Parenting Resources

Safe Sleep for Infants

Educating Parents on Safer Sleeping
Environments for Infants

This practice note is to assist practitioners in providing information to the families with whom they work, to share with colleagues and other community professionals, and to support the work they do to keep children safe. Sudden Infant Death Syndrome (SIDS) and other infant deaths that occur during sleep are recognized as major public health concerns by the Public Health Agency of Canada. Researchers have identified risk factors in the infant sleeping environment that may contribute not only to SIDS, but to deaths from suffocation due to overlaying or entrapment. Factors associated with unsafe sleeping environments include infants sharing a sleeping surface with an adult or another child, and the presence of soft bedding (www.publichealth.gc.ca/safesleep).

Room-sharing vs. Bed-sharing
Bed-sharing refers to a sleeping arrangement in which the baby shares the same sleeping surface with another person.

Room-sharing refers to a sleeping arrangement in which an infant is within arm’s reach of his or her caregiver, but not on the same sleeping surface.

No sleep environment is completely risk-free, but much can be done to educate parents on the provision of safer sleeping environments for their infants. The advice we give must be guided by available evidence-based data, which indicate that when infants sleep in their own crib, they are significantly safer than when they bed-share (Canadian Pediatric Society).

Safe Sleeping Practice Tips:
• Advise parents that all infant sleep needs to be in a safe sleep environment at all times including night-sleeping and naps.

• Advise parents/caregivers to place infants alone, on their back, lightly clothed, on a firm mattress with a tight-fitting sheet, and in an age-appropriate crib/bassinet/cradle that meets current Health Canada safety
regulations.

• Encourage parents/caregivers to practice room-sharing (sleeping in the same room, but on a separate sleep
surface) with their infants for at least the first six months of life.

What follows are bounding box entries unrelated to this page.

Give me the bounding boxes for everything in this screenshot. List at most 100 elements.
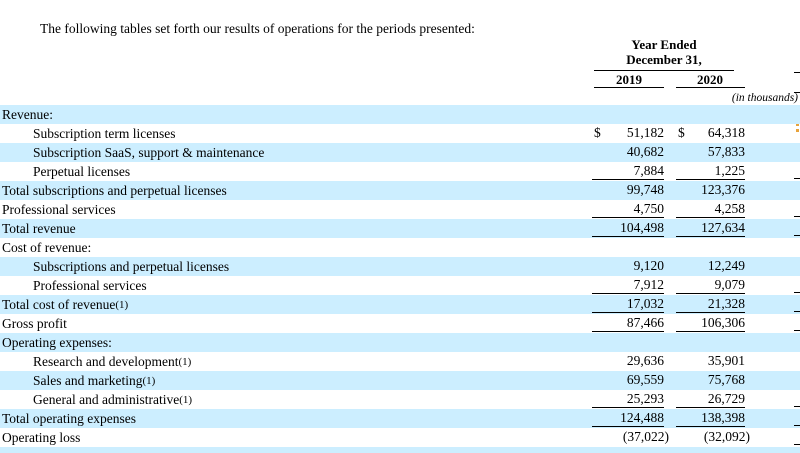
cell-value: 51,182 bbox=[626, 125, 664, 140]
value-cell-2020: 138,398 bbox=[676, 409, 745, 427]
value-cell-2020: 12,249 bbox=[676, 257, 745, 274]
value-cell-2019: 7,884 bbox=[592, 162, 664, 180]
clipped-column-rule-fragment bbox=[794, 444, 800, 445]
table-row: Professional services 7,912 9,079 bbox=[0, 276, 800, 295]
value-cell-2019: 4,750 bbox=[592, 200, 664, 218]
row-label: Total revenue bbox=[2, 219, 76, 238]
clipped-column-rule-fragment bbox=[794, 292, 800, 293]
value-cell-2020: 21,328 bbox=[676, 295, 745, 313]
table-row: Total subscriptions and perpetual licens… bbox=[0, 181, 800, 200]
table-row: Gross profit 87,466 106,306 bbox=[0, 314, 800, 333]
cell-value: 35,901 bbox=[707, 353, 745, 368]
clipped-column-rule-fragment bbox=[794, 72, 800, 73]
value-cell-2020: 35,901 bbox=[676, 352, 745, 369]
intro-paragraph: The following tables set forth our resul… bbox=[40, 20, 475, 36]
table-row: Operating expenses: bbox=[0, 333, 800, 352]
value-cell-2019: 9,120 bbox=[592, 257, 664, 274]
partial-next-row bbox=[0, 447, 800, 453]
row-label-text: Professional services bbox=[33, 278, 147, 293]
cell-value: 7,884 bbox=[633, 163, 664, 178]
value-cell-2020: 57,833 bbox=[676, 143, 745, 160]
dollar-sign: $ bbox=[594, 125, 601, 140]
value-cell-2019: 69,559 bbox=[592, 371, 664, 388]
value-cell-2019: 25,293 bbox=[592, 390, 664, 408]
cell-value: (37,022) bbox=[622, 429, 669, 444]
clipped-column-rule-fragment bbox=[794, 178, 800, 179]
cell-value: 25,293 bbox=[626, 391, 664, 406]
value-cell-2020: 127,634 bbox=[676, 219, 745, 237]
column-header-rule-2019 bbox=[594, 87, 664, 88]
footnote-reference: (1) bbox=[115, 299, 129, 311]
cell-value: 57,833 bbox=[707, 144, 745, 159]
value-cell-2019: 124,488 bbox=[592, 409, 664, 427]
value-cell-2019: 40,682 bbox=[592, 143, 664, 160]
cell-value: 127,634 bbox=[701, 220, 745, 235]
cell-value: 1,225 bbox=[714, 163, 745, 178]
dollar-sign: $ bbox=[678, 125, 685, 140]
cell-value: 138,398 bbox=[701, 410, 745, 425]
row-label: Research and development(1) bbox=[33, 352, 191, 373]
table-row: Cost of revenue: bbox=[0, 238, 800, 257]
cell-value: 64,318 bbox=[707, 125, 745, 140]
cell-value: 75,768 bbox=[707, 372, 745, 387]
column-header-rule-2020 bbox=[676, 87, 745, 88]
cell-value: 21,328 bbox=[707, 296, 745, 311]
column-header-2019: 2019 bbox=[616, 72, 642, 87]
row-label-text: Subscription SaaS, support & maintenance bbox=[33, 145, 265, 160]
row-label-text: Total subscriptions and perpetual licens… bbox=[2, 183, 227, 198]
row-label-text: Research and development bbox=[33, 354, 179, 369]
period-header-line2: December 31, bbox=[626, 52, 702, 67]
footnote-reference: (1) bbox=[178, 356, 192, 368]
cell-value: 17,032 bbox=[626, 296, 664, 311]
row-label: Subscription term licenses bbox=[33, 124, 175, 143]
value-cell-2019: (37,022) bbox=[592, 428, 669, 445]
value-cell-2019: 7,912 bbox=[592, 276, 664, 294]
table-row: Operating loss (37,022) (32,092) bbox=[0, 428, 800, 447]
value-cell-2020: 26,729 bbox=[676, 390, 745, 408]
column-header-2020: 2020 bbox=[697, 72, 723, 87]
cell-value: 9,079 bbox=[714, 277, 745, 292]
table-row: General and administrative(1) 25,293 26,72… bbox=[0, 390, 800, 409]
row-label: Sales and marketing(1) bbox=[33, 371, 155, 392]
row-label-text: Perpetual licenses bbox=[33, 164, 131, 179]
row-label: Revenue: bbox=[2, 105, 53, 124]
cell-value: 40,682 bbox=[626, 144, 664, 159]
clipped-column-rule-fragment bbox=[794, 311, 800, 312]
cell-value: 4,750 bbox=[633, 201, 664, 216]
clipped-glyph-fragment bbox=[796, 123, 799, 126]
clipped-glyph-fragment bbox=[796, 129, 799, 132]
row-label: Cost of revenue: bbox=[2, 238, 91, 257]
table-row: Total revenue 104,498 127,634 bbox=[0, 219, 800, 238]
results-of-operations-table: Revenue: Subscription term licenses $51,18… bbox=[0, 105, 800, 453]
cell-value: 99,748 bbox=[626, 182, 664, 197]
table-row: Sales and marketing(1) 69,559 75,768 bbox=[0, 371, 800, 390]
table-row: Total operating expenses 124,488 138,398 bbox=[0, 409, 800, 428]
cell-value: 124,488 bbox=[620, 410, 664, 425]
row-label-text: Cost of revenue: bbox=[2, 240, 92, 255]
row-label-text: Total operating expenses bbox=[2, 411, 137, 426]
row-label-text: Professional services bbox=[2, 202, 116, 217]
row-label: Professional services bbox=[2, 200, 116, 219]
table-row: Perpetual licenses 7,884 1,225 bbox=[0, 162, 800, 181]
clipped-column-rule-fragment bbox=[794, 330, 800, 331]
units-note: (in thousands) bbox=[731, 92, 798, 104]
cell-value: 26,729 bbox=[707, 391, 745, 406]
value-cell-2019: 104,498 bbox=[592, 219, 664, 237]
value-cell-2019: 87,466 bbox=[592, 314, 664, 332]
period-header-rule bbox=[594, 70, 734, 71]
value-cell-2019: $51,182 bbox=[592, 124, 664, 141]
period-header-line1: Year Ended bbox=[631, 37, 697, 52]
value-cell-2019: 17,032 bbox=[592, 295, 664, 313]
row-label-text: General and administrative bbox=[33, 392, 180, 407]
cell-value: 12,249 bbox=[707, 258, 745, 273]
row-label-text: Subscription term licenses bbox=[33, 126, 176, 141]
table-row: Subscription term licenses $51,182 $64,318 bbox=[0, 124, 800, 143]
row-label: Operating loss bbox=[2, 428, 80, 447]
clipped-column-rule-fragment bbox=[794, 425, 800, 426]
cell-value: 106,306 bbox=[701, 315, 745, 330]
clipped-column-rule-fragment bbox=[794, 216, 800, 217]
row-label-text: Total cost of revenue bbox=[2, 297, 116, 312]
row-label-text: Subscriptions and perpetual licenses bbox=[33, 259, 230, 274]
cell-value: 9,120 bbox=[633, 258, 664, 273]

• Advise parents/caregivers that bed-sharing (sharing a sleep surface – including bed, mattress, sofa, arm chair,
couch or futon) at any time with an infant can be hazardous because of the associated risks of accidental injury or death. Furthermore, the risk of SIDS and other deaths that occur during sleep increases when an infant shares a sleeping surface with a parent or caregiver who smokes, is impaired by alcohol or drugs including prescribed medication, is overly tired or obese. 

• Educate parents/caregivers about the significant risk of sudden infant deaths that occurs within unsafe sleep
environments, with potential risks due to overlay, suffocation, entrapment, wedging, decreased air flow, and
over-heating (such environments include circumstances of bed-sharing).

• Remind parents/caregivers not to place any extra padding, bedding, pillows, toys or other objects under, on top of, or around the infant while sleeping.

• Advise parents/caregivers that car seats, strollers, swings, bouncy chairs etc are not designed, tested, or approved for safe infant sleep; the position of the infant’s head while seated for extended periods may cause constriction of the airway.

 

1 These tips are consistent with the Canadian Paediatric Society’s recommendations, based on their review of the available scientific evidence.
2 Obesity as a risk factor for unsafe sleep is consistent with the recommendation from the June 2007 Pediatric Death Review Committee and Deaths under Five Committee report.